Podem ser considerados santos ou demônios e temos que compreender que os demônios cumprem seu papel, na medida em que, paradoxalmente, são indutores necessários para o caminho do bem.
Gibran Khalil, em sua obra Temporais, apresenta no conto “Satanás” uma interessante narrativa sobre essa dicotomia da vida, para o qual extraí da tradução feita por Mansour Yousef Challita, que foi escritor, diplomata libanês e o principal tradutor da obra do amado poeta para o português.
Diz o conto que:
“Padre Simão que era conhecedor profundo dos assuntos espirituais e ... percorria as aldeias do Líbano do Norte, pregando penitência aos fiéis, curando suas almas do mal e prevenindo-os contra as armadilhas do demônio, a quem padre Simão combatia dia e noite até um dia que ele encontra um moribundo clamando por ajuda, para o qual depois de titubear, deu-lhe atenção, pois falava”: “Não me abandones, não me abandones. Tu me conheces e eu te conheço. Vou morrer se não me socorreres...”
“O padre aproximou-se, inclinou-se sobre o moribundo e viu uma face estranha, na qual se misturavam a inteligência e a astúcia, a fealdade e a beleza, a perversidade e a doçura. Recuou e gritou: “Quem és tu?...”
“O moribundo mexeu-se ligeiramente, fitou os olhos do padre com um sorriso significativo, e disse numa voz profunda e suave: “Eu sou Satanás...”
“O padre soltou um grito terrível e disse trêmulo: Deus me revelou tua face infernal para alimentar meu ódio por ti. Sê maldito até o fim dos tempos!”
“O demônio respondeu com certa impaciência: Não sabes o que dizes, e não calculas o crime que cometes contra ti mesmo. Eu fui e continuo a ser a causa de teu bem-estar e de tua felicidade”.
“Menosprezas meus benefícios e negas meu mérito, enquanto vives à minha sombra? Não foi minha existência a justificação da profissão que escolheste, e meu nome, o lema de tua vida? Que outra profissão abraçarias, se o destino decretasse a minha morte e os ventos desvanecessem o meu nome?”
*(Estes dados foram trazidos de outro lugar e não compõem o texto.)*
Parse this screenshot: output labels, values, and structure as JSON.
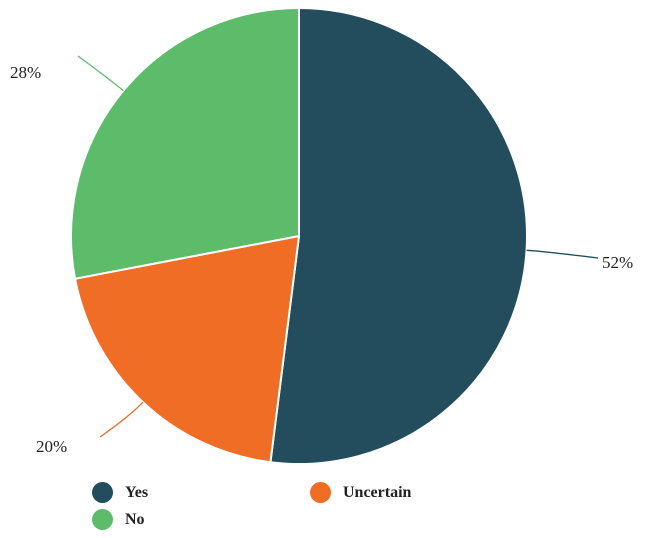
{
  "chart_data": {
    "type": "pie",
    "slices": [
      {
        "label": "Yes",
        "value": 52,
        "value_label": "52%",
        "color": "#234d5c"
      },
      {
        "label": "Uncertain",
        "value": 20,
        "value_label": "20%",
        "color": "#f06d26"
      },
      {
        "label": "No",
        "value": 28,
        "value_label": "28%",
        "color": "#5cbc6a"
      }
    ],
    "legend_position": "bottom",
    "start_angle": "top, clockwise"
  }
}
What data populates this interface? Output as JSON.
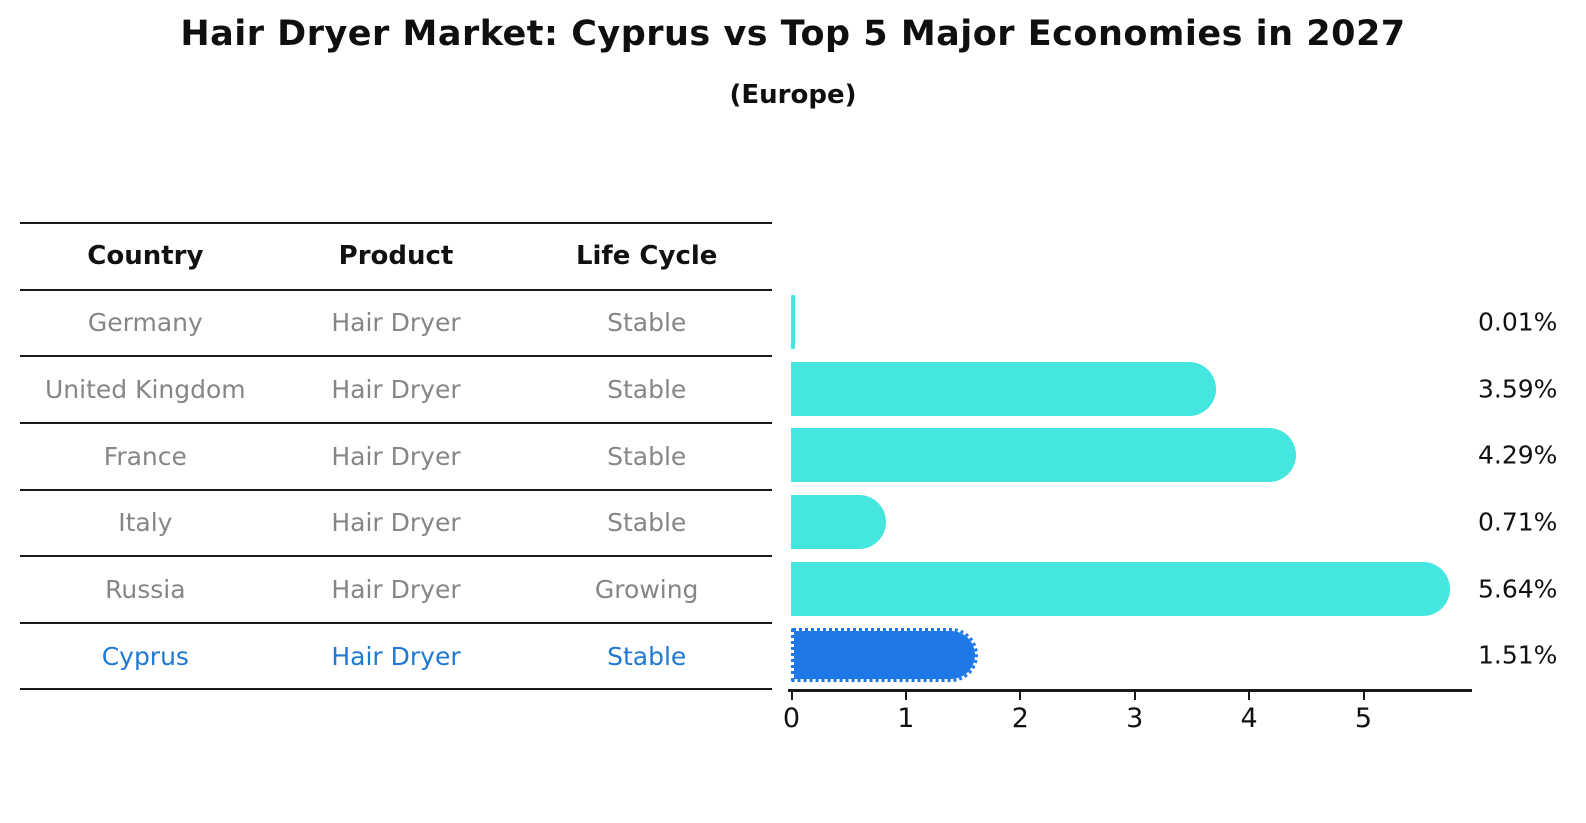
{
  "title": "Hair Dryer Market: Cyprus vs Top 5 Major Economies in 2027",
  "subtitle": "(Europe)",
  "table": {
    "headers": [
      "Country",
      "Product",
      "Life Cycle"
    ],
    "rows": [
      {
        "country": "Germany",
        "product": "Hair Dryer",
        "life_cycle": "Stable",
        "highlighted": false
      },
      {
        "country": "United Kingdom",
        "product": "Hair Dryer",
        "life_cycle": "Stable",
        "highlighted": false
      },
      {
        "country": "France",
        "product": "Hair Dryer",
        "life_cycle": "Stable",
        "highlighted": false
      },
      {
        "country": "Italy",
        "product": "Hair Dryer",
        "life_cycle": "Stable",
        "highlighted": false
      },
      {
        "country": "Russia",
        "product": "Hair Dryer",
        "life_cycle": "Growing",
        "highlighted": false
      },
      {
        "country": "Cyprus",
        "product": "Hair Dryer",
        "life_cycle": "Stable",
        "highlighted": true
      }
    ]
  },
  "chart_data": {
    "type": "bar",
    "orientation": "horizontal",
    "title": "Hair Dryer Market: Cyprus vs Top 5 Major Economies in 2027 (Europe)",
    "categories": [
      "Germany",
      "United Kingdom",
      "France",
      "Italy",
      "Russia",
      "Cyprus"
    ],
    "values": [
      0.01,
      3.59,
      4.29,
      0.71,
      5.64,
      1.51
    ],
    "labels": [
      "0.01%",
      "3.59%",
      "4.29%",
      "0.71%",
      "5.64%",
      "1.51%"
    ],
    "x_ticks": [
      0,
      1,
      2,
      3,
      4,
      5
    ],
    "xlim": [
      0,
      5.95
    ],
    "xlabel": "",
    "ylabel": "",
    "grid": false,
    "legend": false,
    "bar_color": "#46e6e0",
    "highlight_color": "#1e78e8",
    "highlight_index": 5
  },
  "colors": {
    "bar_cyan": "#46e6e0",
    "bar_blue": "#1e78e8",
    "highlight_text_blue": "#1f78d1",
    "muted_text_gray": "#868686",
    "axis_black": "#1a1a1a"
  }
}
“Há vinte e cinco anos, percorres estas aldeias para prevenir os homens contra minhas armadilhas, e eles compram tuas preleções com seu dinheiro e os frutos dos seus campos. Que outra coisa comprariam de ti amanhã, se soubessem que seu inimigo, o demônio, morreu e que estão livres dos seus malefícios?”
“Sei agora que, se morrer, a tentação morrerá contigo, e assim desaparecerão as forças que obrigam o homem à prudência e o levam a rezar, jejuar e adorar...”
“... Então, o padre Simão aproximou-se do demônio, carregou-o às costas e prosseguiu no seu caminho”.